As mulheres tem muito medo de se entregaram e se estatelarem no chão com uma perna por cima da cabeça e o cabelo desgrenhado. Os homens também (têm é geralmente menos cabelo).
As mulheres querem sentir-se especiais e desejadas. Os homens também.
As mulheres acumulam experiências que as vão moldando (e muitas vezes assustando). Os homens também.
As mulheres querem casar e ter filhos quando encontram a pessoa certa. Os homens também. (caso contrário não haveriam casamentos, nem rebentos).

Somos todos humanos. (ponto, parágrafo)
Que temos formas diferentes de lidar com as mesmas situações, é um facto irrefutável, mas que há por aí tantos bons homens como boas mulheres também não deixa de ser verdade.
Eles por vezes têm necessidade de aprovação e de se afirmarem um tanto ou quanto "machos latinos" que têm o controlo total e absoluto sobre a relação e as suas emoções. Mas isso demonstra exactamente o contrário e quanto a isso, nós mulheres emocionalmente inteligentes, rimo-nos baixinho e deixamos a fase passar sem fazer drama disso. Mais cedo ou mais tarde eles percebem que a única pessoa a que têm de provar alguma coisa é a eles próprios.

quinta-feira, 4 de novembro de 2010

She´s always a woman


Uma mulher a serio nunca desiste, nunca se entrega. Não se preocupa com o que os outros pensam, sentem, fazem ou dizem. Ela faz aquilo que o amor lhe manda fazer, amor pelos outros... seja qual for o papel dos outros. O instinto protector faz com que tome as rédeas da maioria das situações.

De todos os papeis que tem, o mais difícil de todos é ser apenas mulher. É tão mais fácil desempenhar o rol de papeis que conjuga todos os dias... Acorda e tem de ser mãe, mulher, amante, amiga, companheira, profissional, dona de casa e raramente se lembra de ser apenas mulher. Raramente se lembra de receber.

Não quero com isto dizer que os homens estão errados. Não estão. As mulheres é que estão, porque não se conhecem o valor e não se dão ao direito de ser apenas a mulher, sem representar papel nenhum.

Talvez por tudo isto se diga que por detrás de um grande homem tem de existir uma grande mulher. Nem que seja a mãe, mas tem de existir. Só um louco não reconhece isto.

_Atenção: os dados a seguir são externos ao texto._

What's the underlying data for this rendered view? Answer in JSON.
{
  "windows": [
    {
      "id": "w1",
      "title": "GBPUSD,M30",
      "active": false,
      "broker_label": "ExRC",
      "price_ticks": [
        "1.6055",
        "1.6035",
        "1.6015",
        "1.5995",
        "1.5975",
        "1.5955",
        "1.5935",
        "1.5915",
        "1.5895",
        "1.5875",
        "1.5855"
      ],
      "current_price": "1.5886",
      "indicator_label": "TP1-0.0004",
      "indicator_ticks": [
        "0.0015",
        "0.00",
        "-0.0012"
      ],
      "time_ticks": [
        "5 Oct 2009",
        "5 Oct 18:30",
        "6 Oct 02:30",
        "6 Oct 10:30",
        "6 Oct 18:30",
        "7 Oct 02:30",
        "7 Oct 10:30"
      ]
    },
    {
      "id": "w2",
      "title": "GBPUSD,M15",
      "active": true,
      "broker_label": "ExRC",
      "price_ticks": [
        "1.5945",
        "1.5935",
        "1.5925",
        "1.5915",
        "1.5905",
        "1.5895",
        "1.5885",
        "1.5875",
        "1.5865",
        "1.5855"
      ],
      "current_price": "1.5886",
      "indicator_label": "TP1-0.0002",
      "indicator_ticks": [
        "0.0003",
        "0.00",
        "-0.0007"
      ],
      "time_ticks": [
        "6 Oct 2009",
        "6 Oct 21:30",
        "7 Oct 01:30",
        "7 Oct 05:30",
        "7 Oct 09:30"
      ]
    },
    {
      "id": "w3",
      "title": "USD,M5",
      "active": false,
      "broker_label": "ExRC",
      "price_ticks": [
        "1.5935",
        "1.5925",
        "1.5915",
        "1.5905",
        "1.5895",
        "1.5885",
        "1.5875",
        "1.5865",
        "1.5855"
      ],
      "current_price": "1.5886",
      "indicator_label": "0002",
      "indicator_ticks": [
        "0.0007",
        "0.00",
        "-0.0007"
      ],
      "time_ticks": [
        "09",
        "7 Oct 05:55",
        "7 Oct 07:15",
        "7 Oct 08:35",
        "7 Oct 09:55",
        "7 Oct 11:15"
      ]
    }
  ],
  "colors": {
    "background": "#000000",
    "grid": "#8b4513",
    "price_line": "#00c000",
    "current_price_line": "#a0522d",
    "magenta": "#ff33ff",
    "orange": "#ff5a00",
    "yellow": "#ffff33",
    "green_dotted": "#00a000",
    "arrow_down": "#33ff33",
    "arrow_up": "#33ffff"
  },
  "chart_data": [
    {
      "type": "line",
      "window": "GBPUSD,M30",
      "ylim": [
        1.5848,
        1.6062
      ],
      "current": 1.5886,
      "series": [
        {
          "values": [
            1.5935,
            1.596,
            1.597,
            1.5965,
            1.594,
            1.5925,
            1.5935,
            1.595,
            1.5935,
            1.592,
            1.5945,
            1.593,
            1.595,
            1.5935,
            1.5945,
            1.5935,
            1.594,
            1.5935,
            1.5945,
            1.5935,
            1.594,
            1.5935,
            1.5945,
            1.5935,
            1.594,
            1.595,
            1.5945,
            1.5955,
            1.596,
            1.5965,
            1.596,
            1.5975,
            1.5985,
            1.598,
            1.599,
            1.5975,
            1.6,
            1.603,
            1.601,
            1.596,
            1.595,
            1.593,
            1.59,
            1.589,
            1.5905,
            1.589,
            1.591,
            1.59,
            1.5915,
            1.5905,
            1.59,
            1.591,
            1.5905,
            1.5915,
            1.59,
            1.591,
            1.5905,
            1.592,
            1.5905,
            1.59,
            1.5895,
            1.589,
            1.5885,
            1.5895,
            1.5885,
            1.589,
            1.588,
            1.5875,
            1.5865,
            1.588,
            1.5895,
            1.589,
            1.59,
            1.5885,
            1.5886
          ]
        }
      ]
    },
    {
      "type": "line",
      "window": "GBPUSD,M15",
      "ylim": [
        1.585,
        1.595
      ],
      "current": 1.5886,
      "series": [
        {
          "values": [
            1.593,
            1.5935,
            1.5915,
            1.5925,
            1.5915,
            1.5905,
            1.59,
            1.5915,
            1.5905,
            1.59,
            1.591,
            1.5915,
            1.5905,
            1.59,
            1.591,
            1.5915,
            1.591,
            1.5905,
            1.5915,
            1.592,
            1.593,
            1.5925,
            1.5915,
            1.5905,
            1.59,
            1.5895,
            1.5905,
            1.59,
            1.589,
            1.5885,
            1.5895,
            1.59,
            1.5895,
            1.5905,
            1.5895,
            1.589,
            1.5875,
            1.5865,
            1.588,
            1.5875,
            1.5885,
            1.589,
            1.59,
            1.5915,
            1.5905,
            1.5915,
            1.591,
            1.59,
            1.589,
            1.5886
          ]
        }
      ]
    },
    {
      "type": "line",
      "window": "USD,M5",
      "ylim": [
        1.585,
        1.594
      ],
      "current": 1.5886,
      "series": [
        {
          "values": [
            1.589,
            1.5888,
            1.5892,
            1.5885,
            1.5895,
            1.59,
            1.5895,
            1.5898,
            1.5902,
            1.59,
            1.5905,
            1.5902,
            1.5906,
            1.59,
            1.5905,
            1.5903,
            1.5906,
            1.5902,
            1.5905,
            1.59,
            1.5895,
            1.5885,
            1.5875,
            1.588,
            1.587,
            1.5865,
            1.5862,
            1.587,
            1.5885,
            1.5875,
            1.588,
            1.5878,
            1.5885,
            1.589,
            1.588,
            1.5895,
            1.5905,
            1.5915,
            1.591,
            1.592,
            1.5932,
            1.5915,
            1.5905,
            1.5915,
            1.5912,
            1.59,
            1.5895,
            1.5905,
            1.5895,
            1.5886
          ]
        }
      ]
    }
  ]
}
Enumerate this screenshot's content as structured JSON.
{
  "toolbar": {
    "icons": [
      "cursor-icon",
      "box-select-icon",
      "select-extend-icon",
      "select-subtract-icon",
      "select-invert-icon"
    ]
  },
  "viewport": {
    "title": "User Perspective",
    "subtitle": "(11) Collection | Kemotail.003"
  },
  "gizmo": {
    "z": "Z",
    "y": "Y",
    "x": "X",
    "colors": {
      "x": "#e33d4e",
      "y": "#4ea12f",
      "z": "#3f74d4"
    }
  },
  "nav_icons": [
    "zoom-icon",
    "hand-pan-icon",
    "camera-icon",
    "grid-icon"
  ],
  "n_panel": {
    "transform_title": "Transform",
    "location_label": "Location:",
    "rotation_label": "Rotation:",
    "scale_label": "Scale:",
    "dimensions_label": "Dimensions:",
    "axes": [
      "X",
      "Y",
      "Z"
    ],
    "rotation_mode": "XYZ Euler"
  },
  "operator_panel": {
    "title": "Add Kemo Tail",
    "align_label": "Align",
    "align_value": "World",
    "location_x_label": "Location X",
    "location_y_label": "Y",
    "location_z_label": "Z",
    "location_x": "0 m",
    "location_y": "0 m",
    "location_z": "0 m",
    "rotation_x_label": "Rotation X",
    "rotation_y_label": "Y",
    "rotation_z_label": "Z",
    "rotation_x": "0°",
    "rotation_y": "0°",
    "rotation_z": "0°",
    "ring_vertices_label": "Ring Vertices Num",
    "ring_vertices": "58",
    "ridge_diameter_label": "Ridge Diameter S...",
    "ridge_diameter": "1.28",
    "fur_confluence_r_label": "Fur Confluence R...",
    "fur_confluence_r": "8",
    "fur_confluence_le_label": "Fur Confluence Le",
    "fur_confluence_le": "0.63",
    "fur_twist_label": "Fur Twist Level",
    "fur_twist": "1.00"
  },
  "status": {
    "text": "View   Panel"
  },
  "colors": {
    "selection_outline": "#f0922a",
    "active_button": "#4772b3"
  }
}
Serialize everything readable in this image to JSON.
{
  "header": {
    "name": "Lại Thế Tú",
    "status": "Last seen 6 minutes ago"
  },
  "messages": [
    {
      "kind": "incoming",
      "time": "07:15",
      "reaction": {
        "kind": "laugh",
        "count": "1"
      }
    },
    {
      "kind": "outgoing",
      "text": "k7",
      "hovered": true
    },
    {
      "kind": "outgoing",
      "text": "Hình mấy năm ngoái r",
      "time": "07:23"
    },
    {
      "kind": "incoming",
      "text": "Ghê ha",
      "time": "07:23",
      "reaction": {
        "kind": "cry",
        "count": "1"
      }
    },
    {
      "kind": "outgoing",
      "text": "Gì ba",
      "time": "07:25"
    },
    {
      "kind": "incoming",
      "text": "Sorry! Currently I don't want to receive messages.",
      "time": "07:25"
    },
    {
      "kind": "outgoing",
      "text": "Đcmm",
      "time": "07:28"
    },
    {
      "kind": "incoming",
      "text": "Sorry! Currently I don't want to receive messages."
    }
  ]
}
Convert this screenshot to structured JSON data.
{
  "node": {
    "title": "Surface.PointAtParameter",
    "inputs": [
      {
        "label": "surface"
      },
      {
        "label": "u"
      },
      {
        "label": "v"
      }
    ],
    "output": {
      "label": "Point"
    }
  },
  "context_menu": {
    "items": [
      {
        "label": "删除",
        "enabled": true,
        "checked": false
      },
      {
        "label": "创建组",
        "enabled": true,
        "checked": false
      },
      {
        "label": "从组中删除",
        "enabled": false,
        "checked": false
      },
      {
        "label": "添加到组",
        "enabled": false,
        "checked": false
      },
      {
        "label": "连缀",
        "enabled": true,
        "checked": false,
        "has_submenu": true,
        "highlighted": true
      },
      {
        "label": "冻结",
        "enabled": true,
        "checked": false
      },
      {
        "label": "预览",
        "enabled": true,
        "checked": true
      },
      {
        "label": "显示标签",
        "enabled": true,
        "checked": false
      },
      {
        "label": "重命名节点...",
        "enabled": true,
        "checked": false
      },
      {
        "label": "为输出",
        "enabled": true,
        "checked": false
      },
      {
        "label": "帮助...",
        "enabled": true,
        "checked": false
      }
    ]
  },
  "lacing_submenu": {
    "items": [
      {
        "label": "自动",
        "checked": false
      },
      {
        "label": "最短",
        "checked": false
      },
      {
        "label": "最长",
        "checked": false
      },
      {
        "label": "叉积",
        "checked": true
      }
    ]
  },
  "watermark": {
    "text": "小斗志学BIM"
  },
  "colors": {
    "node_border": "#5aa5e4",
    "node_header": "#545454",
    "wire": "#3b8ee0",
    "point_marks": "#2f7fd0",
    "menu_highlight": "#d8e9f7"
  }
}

Mas ao contrario da maioria das mulheres, eu acredito que eles sabem disto. Acredito que eles reconhecem o valor de uma grande mulher e o respeitam. Só não agem em conformidade na maioria dos casos, porque não os deixamos agir. Que o diga o Miguel Esteves Cardoso.

terça-feira, 19 de outubro de 2010

O que é que o Inverno tem de bom?

Passamos mais tempo em casa, os fins de semana são menos agitados, as noites mais tranquilas e logo, volta o tempo de escrever no blog. :)
Obrigada, Ana! ;)

quinta-feira, 26 de agosto de 2010

Porque colocamos os ovos todos no mesmo cesto?


No final do seu "bestseller" "Comer, Orar, Amar", Elizabeth Gilbert apaixonou-se por Felipe - um brasileiro com cidadania australiana que vivia na Indonésia quando eles se conheceram. Instalando-se na América, o casal jurou fidelidade eterna um ao outro, mas também jurou nunca, jamais, sob quaisquer circunstâncias, contrair matrimónio. (Eram ambos sobreviventes de divórcios difíceis. Não é preciso dizer mais.) Mas a providência interveio, um dia, sob a forma do Governo dos Estados Unidos da América, o qual – depois de apreender inesperadamente Felipe na travessia de uma fronteira americana – deu uma escolha ao casal: ou se casavam ou o Felipe nunca mais seria autorizado a entrar no país outra vez. Assim nasce o novo romance Comprometida.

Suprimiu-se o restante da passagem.